Expedited Social Security disability claims for veterans
Fortunately, Social Security can fast-track certain cases for veterans by expediting the process for veterans with a 100% VA rating. You should identify as a “Veteran rated 100% P&T: when filing your application. You should also provide your VA rating notification letter. Additionally, Social Security fast-tracks case for Wounded Warriors. You should tell Social Security that your injuries happened while on active duty.
Social Security application process
Firstly, Social Security considers their listing of impairments, known as the Blue Book. Secondly, the Blue Book has very specific medical requirements. Thirdly, it can be very difficult to meet one of the listings. Finally, Social Security considers your residual functional capacity or RFC. An RFC includes both physical and mental limitations.
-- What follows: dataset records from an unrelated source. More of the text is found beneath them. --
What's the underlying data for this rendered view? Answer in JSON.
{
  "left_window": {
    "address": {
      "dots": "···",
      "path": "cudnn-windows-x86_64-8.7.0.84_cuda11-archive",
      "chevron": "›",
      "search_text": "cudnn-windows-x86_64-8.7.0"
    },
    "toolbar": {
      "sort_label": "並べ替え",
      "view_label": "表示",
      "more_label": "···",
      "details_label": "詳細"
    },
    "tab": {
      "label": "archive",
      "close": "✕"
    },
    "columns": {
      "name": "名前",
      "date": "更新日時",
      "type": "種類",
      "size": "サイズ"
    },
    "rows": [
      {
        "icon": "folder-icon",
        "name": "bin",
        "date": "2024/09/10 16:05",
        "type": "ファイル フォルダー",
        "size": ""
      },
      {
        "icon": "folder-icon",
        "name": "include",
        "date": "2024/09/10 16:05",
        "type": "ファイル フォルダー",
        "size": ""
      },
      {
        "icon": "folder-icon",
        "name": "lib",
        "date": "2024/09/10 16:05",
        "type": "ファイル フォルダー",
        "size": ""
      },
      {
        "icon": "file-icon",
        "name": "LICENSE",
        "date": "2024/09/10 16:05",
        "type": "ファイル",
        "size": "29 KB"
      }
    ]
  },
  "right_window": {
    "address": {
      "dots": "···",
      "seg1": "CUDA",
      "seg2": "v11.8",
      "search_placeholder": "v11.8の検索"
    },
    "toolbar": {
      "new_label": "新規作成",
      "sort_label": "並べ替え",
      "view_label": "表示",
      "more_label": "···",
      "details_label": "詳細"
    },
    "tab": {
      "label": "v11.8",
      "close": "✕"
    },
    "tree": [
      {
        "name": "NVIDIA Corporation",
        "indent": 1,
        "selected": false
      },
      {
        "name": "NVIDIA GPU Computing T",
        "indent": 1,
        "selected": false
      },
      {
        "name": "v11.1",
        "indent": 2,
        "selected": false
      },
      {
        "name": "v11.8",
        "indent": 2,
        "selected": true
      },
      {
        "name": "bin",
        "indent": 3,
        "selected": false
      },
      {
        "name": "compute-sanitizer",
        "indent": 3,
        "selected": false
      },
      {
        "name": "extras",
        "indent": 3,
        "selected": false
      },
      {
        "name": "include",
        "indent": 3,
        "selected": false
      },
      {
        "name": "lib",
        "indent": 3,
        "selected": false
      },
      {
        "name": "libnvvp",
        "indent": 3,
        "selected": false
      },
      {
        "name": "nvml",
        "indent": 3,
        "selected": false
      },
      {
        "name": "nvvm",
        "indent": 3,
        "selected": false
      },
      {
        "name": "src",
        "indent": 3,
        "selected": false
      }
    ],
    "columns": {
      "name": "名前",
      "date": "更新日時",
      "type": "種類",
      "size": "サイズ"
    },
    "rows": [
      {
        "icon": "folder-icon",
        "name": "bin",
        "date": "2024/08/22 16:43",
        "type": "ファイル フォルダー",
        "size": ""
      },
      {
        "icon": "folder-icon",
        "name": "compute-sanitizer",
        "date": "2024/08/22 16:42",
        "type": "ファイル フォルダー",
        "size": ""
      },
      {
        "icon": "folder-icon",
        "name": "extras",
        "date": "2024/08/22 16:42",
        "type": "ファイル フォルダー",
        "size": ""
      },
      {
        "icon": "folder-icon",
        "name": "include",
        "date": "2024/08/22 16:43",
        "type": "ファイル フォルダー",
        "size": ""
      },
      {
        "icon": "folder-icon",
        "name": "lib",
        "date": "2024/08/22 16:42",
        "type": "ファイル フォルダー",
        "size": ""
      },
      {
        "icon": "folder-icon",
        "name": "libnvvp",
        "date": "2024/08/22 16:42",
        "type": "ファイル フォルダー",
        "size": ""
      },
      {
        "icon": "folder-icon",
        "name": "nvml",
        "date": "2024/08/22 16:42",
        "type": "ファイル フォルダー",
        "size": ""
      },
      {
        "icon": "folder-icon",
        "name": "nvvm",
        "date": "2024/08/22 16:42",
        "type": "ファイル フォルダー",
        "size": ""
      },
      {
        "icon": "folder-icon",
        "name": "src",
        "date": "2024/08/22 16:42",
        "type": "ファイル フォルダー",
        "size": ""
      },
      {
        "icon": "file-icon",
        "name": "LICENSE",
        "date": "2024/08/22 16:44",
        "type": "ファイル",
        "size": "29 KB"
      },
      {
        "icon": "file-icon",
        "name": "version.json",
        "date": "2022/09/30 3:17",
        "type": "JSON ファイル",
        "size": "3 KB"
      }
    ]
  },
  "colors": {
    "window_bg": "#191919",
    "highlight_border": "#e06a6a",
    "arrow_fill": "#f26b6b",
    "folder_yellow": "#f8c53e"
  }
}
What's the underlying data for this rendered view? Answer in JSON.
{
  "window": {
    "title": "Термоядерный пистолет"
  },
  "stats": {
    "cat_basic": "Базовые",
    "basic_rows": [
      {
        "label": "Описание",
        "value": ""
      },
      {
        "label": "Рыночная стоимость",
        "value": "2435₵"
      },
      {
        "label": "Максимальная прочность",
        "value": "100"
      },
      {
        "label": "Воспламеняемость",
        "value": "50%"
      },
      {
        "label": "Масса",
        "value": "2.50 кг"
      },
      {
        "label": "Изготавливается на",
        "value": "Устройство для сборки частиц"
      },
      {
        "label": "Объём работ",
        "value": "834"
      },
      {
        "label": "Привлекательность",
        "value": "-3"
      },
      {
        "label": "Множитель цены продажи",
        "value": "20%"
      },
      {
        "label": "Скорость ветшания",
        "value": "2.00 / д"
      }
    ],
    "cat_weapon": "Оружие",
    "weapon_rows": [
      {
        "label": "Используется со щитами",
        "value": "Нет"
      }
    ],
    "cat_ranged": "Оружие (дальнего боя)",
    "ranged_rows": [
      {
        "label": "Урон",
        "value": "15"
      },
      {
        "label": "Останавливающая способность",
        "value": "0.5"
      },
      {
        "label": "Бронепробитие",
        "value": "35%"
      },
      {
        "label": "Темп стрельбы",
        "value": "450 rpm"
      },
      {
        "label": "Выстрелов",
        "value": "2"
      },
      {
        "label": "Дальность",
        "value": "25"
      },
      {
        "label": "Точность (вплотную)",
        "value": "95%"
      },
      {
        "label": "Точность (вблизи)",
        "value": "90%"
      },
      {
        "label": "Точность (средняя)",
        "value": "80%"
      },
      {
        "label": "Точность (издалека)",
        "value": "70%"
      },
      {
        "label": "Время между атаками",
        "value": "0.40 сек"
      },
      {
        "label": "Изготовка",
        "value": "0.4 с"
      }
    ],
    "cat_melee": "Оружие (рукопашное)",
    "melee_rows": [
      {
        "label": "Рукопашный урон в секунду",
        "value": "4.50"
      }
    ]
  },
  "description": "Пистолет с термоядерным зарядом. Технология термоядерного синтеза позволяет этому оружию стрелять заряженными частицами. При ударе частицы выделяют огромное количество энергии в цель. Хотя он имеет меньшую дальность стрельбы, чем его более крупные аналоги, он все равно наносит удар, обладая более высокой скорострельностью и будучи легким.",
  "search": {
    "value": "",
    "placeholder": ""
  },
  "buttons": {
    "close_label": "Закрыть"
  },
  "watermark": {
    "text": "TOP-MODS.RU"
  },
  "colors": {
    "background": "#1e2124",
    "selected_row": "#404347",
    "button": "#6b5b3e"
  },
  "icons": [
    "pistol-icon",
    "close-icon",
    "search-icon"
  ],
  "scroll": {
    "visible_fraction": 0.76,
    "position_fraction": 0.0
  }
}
- Social Security looks at your medical evidence to figure out your RFC.
- They ask you to attend an appointment with one of their doctors, sends you for an exam when they need more information about your conditions.
VA veterans disability application process
Veterans go through a VA-directed medical review. The VA uses military doctors and other health personnel to evaluate veterans for their disability. Similarly to SSDI, the VA may ask you to attend a VA claim exam, known as a C&P exam.
Disabled veterans and your age
Social Security has special disability rules the older you are. They look at a chart known as the Medical-Vocational guidelines to evaluate your claim called the “grid rules.”
Example 1: applying the grid rules over 50
For example, Jane, a 54 year old veteran, applied for disability due to degenerative disc disease and right shoulder impairment. She previously worked as an x-ray technician. Jane received a lot of treatment at the VA hospital. However, she had surgery at a civilian hospital. Her medical records included documentation that Jane had difficulty standing and walking. She also had trouble using her right arm. Social Security found that she could not return to work as an x-ray technician. Since she is over the age of 50, Social Security applied the grid rules and approved Jane’s claim.
Example 2: applying the grid rules over 55
As another example, Scott, a 59 year old veteran, applied for disability due to arthritis in his hips. He previously worked as a construction worker. Scott needed a hip replacement and needed a cane for walking. Social Security reviewed his records from the VA. They determined that he could not return to work as a construction worker. Since he couldn’t return to his past work, the grid rules allowed Social Security to approve his claim.
Getting help with your Social Security and VA veterans disability claims
Hiring an experienced disability advocate can increase your chances of getting approved. Firstly, your advocate helps you with your application and can make sure you provide all necessary information. Secondly, your advocate walks you through the process. Thirdly, they can answer all of your questions and help you understand all of the rules. Last, your advocate knows what it takes to get your case approved, you need an expert on your side.